A federal appeals court sided with the Bush administration Friday on an electronic surveillance issue, making it easier to tap into Internet phone calls and broadband transmissions.
The court ruled 2-1 in favor of the Federal Communications Commission, which says equipment using the new technologies must be able to accommodate police wiretaps under the 1994 Communications Assistance for Law Enforcement Act, known as CALEA.
Judge David Sentelle called the agency's reading of the law a reasonable interpretation. In dissent, Judge Harry Edwards said the FCC gutted an exemption for information services that he said covered the Internet and broadband.
The FCC "apparently forgot to read the words of the statute," Edwards wrote.
FCC Chairman Kevin Martin said the decision ensures that law enforcement's ability to conduct court-ordered electronic surveillance will keep pace with new technology.

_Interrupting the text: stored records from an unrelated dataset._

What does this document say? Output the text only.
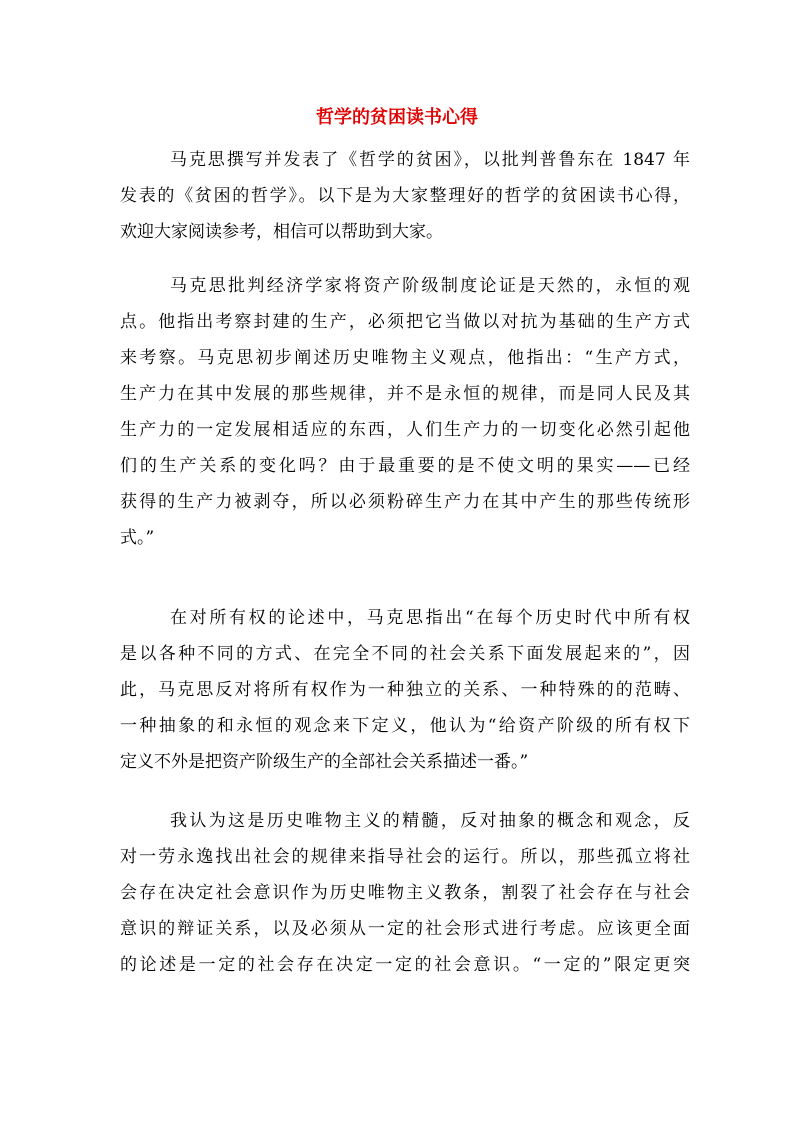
哲学的贫困读书心得
马克思撰写并发表了《哲学的贫困》，以批判普鲁东在 1847 年
发表的《贫困的哲学》。以下是为大家整理好的哲学的贫困读书心得，
欢迎大家阅读参考，相信可以帮助到大家。
马克思批判经济学家将资产阶级制度论证是天然的，永恒的观
点。他指出考察封建的生产，必须把它当做以对抗为基础的生产方式
来考察。马克思初步阐述历史唯物主义观点，他指出：“生产方式，
生产力在其中发展的那些规律，并不是永恒的规律，而是同人民及其
生产力的一定发展相适应的东西，人们生产力的一切变化必然引起他
们的生产关系的变化吗？由于最重要的是不使文明的果实——已经
获得的生产力被剥夺，所以必须粉碎生产力在其中产生的那些传统形
式。”
在对所有权的论述中，马克思指出“在每个历史时代中所有权
是以各种不同的方式、在完全不同的社会关系下面发展起来的”，因
此，马克思反对将所有权作为一种独立的关系、一种特殊的的范畴、
一种抽象的和永恒的观念来下定义，他认为“给资产阶级的所有权下
定义不外是把资产阶级生产的全部社会关系描述一番。”
我认为这是历史唯物主义的精髓，反对抽象的概念和观念，反
对一劳永逸找出社会的规律来指导社会的运行。所以，那些孤立将社
会存在决定社会意识作为历史唯物主义教条，割裂了社会存在与社会
意识的辩证关系，以及必须从一定的社会形式进行考虑。应该更全面
的论述是一定的社会存在决定一定的社会意识。“一定的”限定更突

Democratic Sen. Patrick Leahy of Vermont, primary sponsor of CALEA, called the court's decision contrary to congressional intent, saying it stretches a law written for "the telephone system of 1994 to cover the Internet of 2006."
Education groups challenged the FCC rule because they said the requirements would impose burdensome new costs on private university networks. They argued that broadband Internet access is an information service beyond the reach of CALEA.
The American Council on Education said it was encouraged by part of the court's ruling that the law does not apply to private networks, which include many research institutions and corporations.
But more broadly, "we believe we had established a strong legal case that CALEA did not apply to providers of facilities-based Internet access or voice-over-IP," the education council said.
Challengers to the FCC rule focused on a Supreme Court case upholding the FCC's classification of broadband as an integrated information service under the Telecommunications Act of 1996. Therefore, the education groups said, broadband providers must fall within the exemption for information services in CALEA.
But the appeals court said CALEA and the Telecom Act are different laws and that the Supreme Court did not find that broadband Internet access was exclusively an information service.
The two laws reflect different objectives and the commission made a reasonable policy choice, wrote Sentelle, an appointee of President Reagan.
Jim Dempsey, policy director of the Center for Democracy & Technology, a private group, said the decision "threatens the privacy rights of innocent Americans as well as the ability of technology companies to innovate freely."
Judge Janice Rogers Brown, who sided with Sentelle, is an appointee of President George W. Bush. Edwards was appointed by President Carter.